As a new assistant professor (1), I was called upon to teach my department’s “Cell Biology” course. I found,and still find, the prospect challenging in part because I am not exactly sure which aspects of cell biology are important for students to know, both in the context of the major, as well as their lives and subsequent careers. While it seems possible (at least to me) to lay out a coherent conceptual foundation for biology as a whole [see 1], cell biology can often appear to students as an un-unified hodge-podge of terms and disconnected cellular systems, topics too often experienced as a vocabulary lesson, rather than as a compelling narrative. As such, I am afraid that the typical cell biology course often re-enforces an all too common view of biology as a discipline, a view, while wrong in most possible ways, was summarized by the 19th/early 20th century physicist Ernest Rutherford as “All science is either physics or stamp collecting.” A key motivator for the biofundamentals project  has been to explore how to best dispel this prejudice, and how to more effectively present to students a coherent narrative and the key foundational observations and ideas by which to scientifically consider living systems, by any measure the most complex systems in the Universe, systems shaped, but not determined by, physical chemical properties and constraints, together with the historical vagaries of evolutionary processes on an ever-changing Earth.
Two types of information: There is an underlying dichotomy within biological systems: there is the hereditary information encoded in the sequence of nucleotides along double-stranded DNA molecules (genes and chromosomes). There is also the information inherent in the living system. The information in DNA is meaningful only in the context of the living cell, a reaction system that has been running without interruption since the origin of life. While these two systems are inextricably interconnected, there is a basic difference between them. Cellular systems are fragile, once dead there is no coming back. In contrast the information in DNA can survive death – it can move from cell to cell in the process of horizontal gene transfer. The Venter group has replaced the DNA of bacterial cells with synthetic genomes in an effort to define the minimal number of genes needed to support life, at least in a laboratory setting [see 3, 4]. In eukaryotes, cloning is carried out by replacing a cell’s DNA, with that of another cell (reference).
Conflating protein synthesis and folding with assembly and function: Much of the information stored in a cell’s DNA is used to encode the sequence of various amino acid polymers (polypeptides). While over-simplified [see 5], students are generally presented with the view that each gene encodes a particular protein through DNA-directed RNA synthesis (transcription) and RNA-directed polypeptide synthesis (translation). As the newly synthesized polypeptide emerges from the ribosomal tunnel, it begins to fold, and is released into the cytoplasm or inserted into or through a cellular membrane, where it often interacts with one or more other polypeptides to form a protein [see 6]. The assembled protein is either functional or becomes functional after association with various non-polypeptide co-factors or post-translational modifications. It is the functional aspect of proteins that is critical, but too often their assembly dynamics are overlooked in the presentation of gene expression/protein synthesis, which is really a combination of distinct processes.

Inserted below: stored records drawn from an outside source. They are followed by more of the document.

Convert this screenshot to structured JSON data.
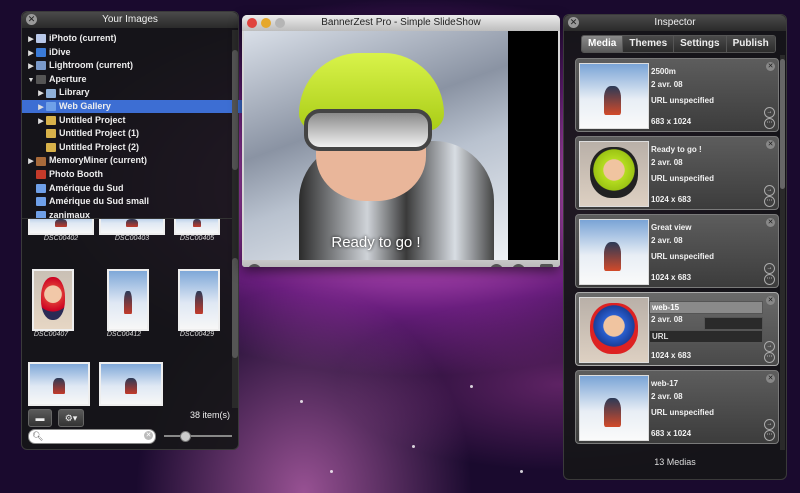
{
  "colors": {
    "selection": "#3d6ed3",
    "accent_helmet": "#c6e630"
  },
  "your_images": {
    "title": "Your Images",
    "tree": [
      {
        "label": "iPhoto (current)",
        "icon": "iphoto-icon",
        "expanded": false,
        "indent": 0
      },
      {
        "label": "iDive",
        "icon": "idive-icon",
        "expanded": false,
        "indent": 0
      },
      {
        "label": "Lightroom (current)",
        "icon": "lightroom-icon",
        "expanded": false,
        "indent": 0
      },
      {
        "label": "Aperture",
        "icon": "aperture-icon",
        "expanded": true,
        "indent": 0
      },
      {
        "label": "Library",
        "icon": "library-icon",
        "expanded": false,
        "indent": 1
      },
      {
        "label": "Web Gallery",
        "icon": "folder-icon",
        "expanded": false,
        "indent": 1,
        "selected": true
      },
      {
        "label": "Untitled Project",
        "icon": "project-icon",
        "expanded": false,
        "indent": 1
      },
      {
        "label": "Untitled Project (1)",
        "icon": "project-icon",
        "expanded": null,
        "indent": 1
      },
      {
        "label": "Untitled Project (2)",
        "icon": "project-icon",
        "expanded": null,
        "indent": 1
      },
      {
        "label": "MemoryMiner (current)",
        "icon": "memoryminer-icon",
        "expanded": false,
        "indent": 0
      },
      {
        "label": "Photo Booth",
        "icon": "photobooth-icon",
        "expanded": null,
        "indent": 0
      },
      {
        "label": "Amérique du Sud",
        "icon": "album-icon",
        "expanded": null,
        "indent": 0
      },
      {
        "label": "Amérique du Sud small",
        "icon": "album-icon",
        "expanded": null,
        "indent": 0
      },
      {
        "label": "zanimaux",
        "icon": "album-icon",
        "expanded": null,
        "indent": 0
      }
    ],
    "thumbnails": [
      {
        "name": "DSC00402",
        "style": "snow"
      },
      {
        "name": "DSC00403",
        "style": "snow"
      },
      {
        "name": "DSC00405",
        "style": "snow"
      },
      {
        "name": "DSC00407",
        "style": "face"
      },
      {
        "name": "DSC00412",
        "style": "snow"
      },
      {
        "name": "DSC00429",
        "style": "snow"
      },
      {
        "name": "",
        "style": "snow"
      },
      {
        "name": "",
        "style": "snow"
      }
    ],
    "item_count": "38 item(s)",
    "search_placeholder": "",
    "zoom_level": 0.3
  },
  "slideshow": {
    "title": "BannerZest Pro - Simple SlideShow",
    "caption": "Ready to go !"
  },
  "inspector": {
    "title": "Inspector",
    "tabs": [
      {
        "label": "Media",
        "active": true
      },
      {
        "label": "Themes",
        "active": false
      },
      {
        "label": "Settings",
        "active": false
      },
      {
        "label": "Publish",
        "active": false
      }
    ],
    "media": [
      {
        "title": "2500m",
        "date": "2 avr. 08",
        "url": "URL unspecified",
        "size": "683 x 1024",
        "thumb": "snow"
      },
      {
        "title": "Ready to go !",
        "date": "2 avr. 08",
        "url": "URL unspecified",
        "size": "1024 x 683",
        "thumb": "face"
      },
      {
        "title": "Great view",
        "date": "2 avr. 08",
        "url": "URL unspecified",
        "size": "1024 x 683",
        "thumb": "snow"
      },
      {
        "title": "web-15",
        "date": "2 avr. 08",
        "url": "URL",
        "size": "1024 x 683",
        "thumb": "blue",
        "editing": true
      },
      {
        "title": "web-17",
        "date": "2 avr. 08",
        "url": "URL unspecified",
        "size": "683 x 1024",
        "thumb": "snow"
      }
    ],
    "footer": "13 Medias"
  }
}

Students are generally introduced to protein synthesis through the terms primary, secondary, tertiary, and quaternary structure, an approach that can be confusing since many (most) polypeptides are not proteins and many proteins are parts of complex molecular machines [here is the original biofundamentals web page on proteins + a short video][see Teaching without a Textbook]. Consider the nuclear pore complex, a molecular machine that mediates the movement of molecules into and out of the nucleus. A nuclear pore is “composed of ∼500, mainly evolutionarily conserved, individual protein molecules that are collectively known as nucleoporins (Nups)” . But what is the function of a particular NUP, particularly if it does not exist in significant numbers outside of a nuclear pore? Is a nuclear pore one protein? In contrast, the membrane bound, mitochondrial ATP synthase found in aerobic bacteria and eukaryotic mitochondria, is described as composed “of two functional domains, F1 and Fo. F1 comprises 5 different subunits (three α, three β, and one γ, δ and ε)” while “Fo contains subunits c, a, b, d, F6, OSCP and the accessory subunits e, f, g and A6L” . Are these proteins or subunits? is the ATP synthase a protein or a protein complex?

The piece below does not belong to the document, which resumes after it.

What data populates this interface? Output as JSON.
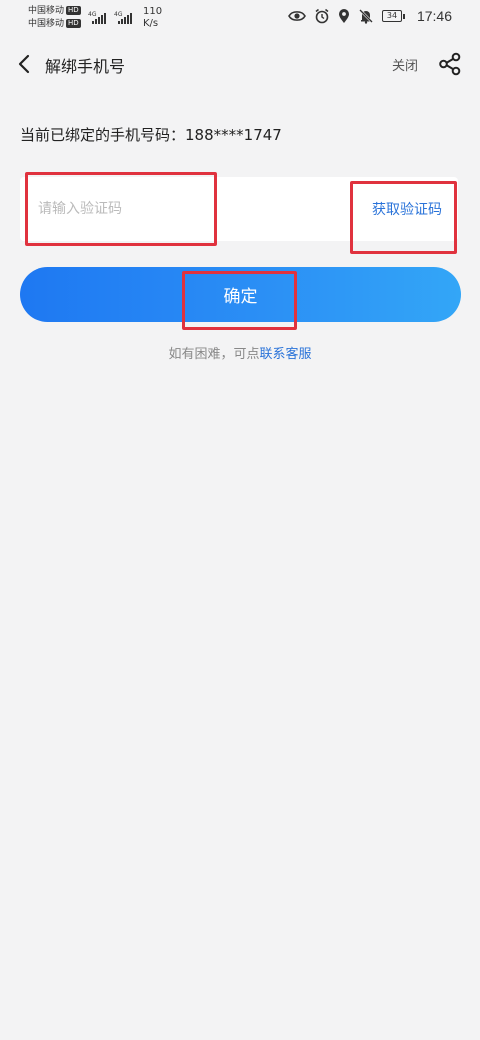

Such confusions arise, at least in part, from the primary-quaternary view of protein structure, since the same terms are applied, generally without clarifying distinction, to both polypeptides and proteins. These terms emerged historically. The purification of a protein was based on its activity, which can only be measured for an intact protein. The primary structure of a polypeptide was based on the recognition that DNA-encoded amino acid polymers are unbranched, with a defined sequence of amino acid residues (see Sanger. The chemistry of insulin). The idea of a polypeptide’s secondary structure was based on the “important constraint that all six atoms of the amide (or peptide) group, which joins each amino acid residue to the next in the protein chain, lie in a single plane” , which led Pauling, Corey and Branson  to recognized the α-helix and β-sheet, as common structural motifs. When a protein is composed of a single polypeptide, the final folding pattern of the polypeptide, is referred to as its tertiary structure and is apparent in the first protein structure solved, that of myoglobin (↓), by Max Perutz and John Kendell. Myoglobin’s role in O2 transport depends upon a non-polypeptide (prosthetic) heme group. So far so good, a gene encodes a polypeptide and as it folds a polypeptide becomes a protein – nice and simple (2). Complications arise from the observations that 1) many proteins are composed of multiple polypeptides, encoded for by one or more genes, and 2) some polypeptides are a part of different proteins. Hemoglobin, the second protein whose structure was determined, illustrates the point (←). Hemoglobin is composed of four polypeptides encoded by distinct genes encoding α- and β-globin polypeptides. These polypeptides are related in structure, function, and evolutionary origins to myoglobin, as well as the cytoglobin and neuroglobin proteins (→). In humans, there are a number of distinct α-like globin and β-like globin genes that are expressed in different hematopoetic tissues during development, so functional hemoglobin proteins can have a number of distinct (albeit similar) subunit compositions and distinct properties, such as their affinities for O2 [see 11].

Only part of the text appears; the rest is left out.